Here too, I prefer selling risk against proven support than buying into hopes of further upside in XOM stock. Investors can sell the January $32.50 put and collect almost $2 to open the trade. This means that in order to lose money, XOM would need to fall more than 40% from current levels, as the break even point is $30.50.
And if prices stay above the put sold then the investors would retain the maximum gains. Here too, traders can sell the credit put spread instead of a naked put to limit their risk.
Exxon fell below $30 during the March crash, but I don’t believe it will repeat that performance. That decline was an overshoot under extremely harsh and unique conditions.
Energy Select Sector SPDR Fund (XLE)
Some investors like to spread the risk away from individual companies through ETFs. In this case that could work against them, given that the risk in oil is sector-wide, and large companies like CVX and XOM are better positioned.
Using an ETF to play the sector opens up a potential Pandora’s box of exposure to less reliable equities.
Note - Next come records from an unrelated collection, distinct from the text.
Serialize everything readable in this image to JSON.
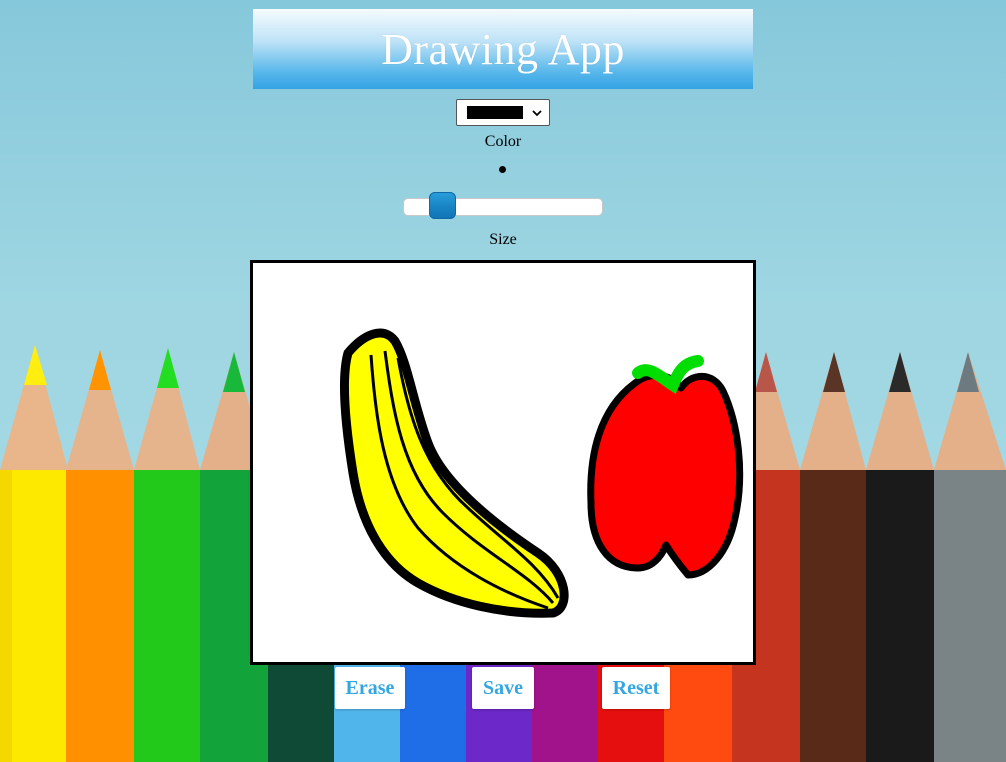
{
  "app": {
    "title": "Drawing App"
  },
  "color_picker": {
    "selected_color": "#000000",
    "label": "Color"
  },
  "size_slider": {
    "label": "Size",
    "value_fraction": 0.15
  },
  "buttons": {
    "erase": "Erase",
    "save": "Save",
    "reset": "Reset"
  },
  "canvas": {
    "drawing_colors": [
      "#000000",
      "#ffff00",
      "#ff0000",
      "#00dd00"
    ]
  },
  "theme": {
    "accent": "#34a6e0",
    "header_top": "#f6fbfe",
    "header_bottom": "#34a3e3"
  }
}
But I don’t mind it too much since 44% of XLE is made up of these two giants.
The important technical level for the XLE stock pattern is at $50 per share. Once it lost that support, the target became $20 on a bearish pattern. In fact the damage should have been bigger, but buyers stepped in to stop the debacle.
Like our other two stocks today, the drop gives investors visible support zones. But this also means that there is also a resistance line above. Prior support around $50 will now remain forward resistance until the bulls can muster up enough power to rise above.
Moreover, there were two heavy XLE stock battles around $45, one in 2019 and the other back in 2005. The bulls won those two fights, but are now at a disadvantage as they approach the price level from below.
This is all to say that here too, I wouldn’t bank on further upside because it won’t be easy. Prices have to fight the long-term clean energy trend, a big drop in demand and the energy price wars between OPEC, Russia and the United States. This is too strong a current for energy stocks to swim against, so it makes more sense to sell against proven support instead of buying shares.
Of the three stocks discussed today, this would be my least favorite because it carries risk from other smaller companies that are not on solid footing. But for investors hesitant to bet on a specific name, XLE provides an opportunity to play the sector more broadly.
Nicolas Chahine is the managing director of SellSpreads.com. As of this writing, he did not hold a position in any of the aforementioned securities.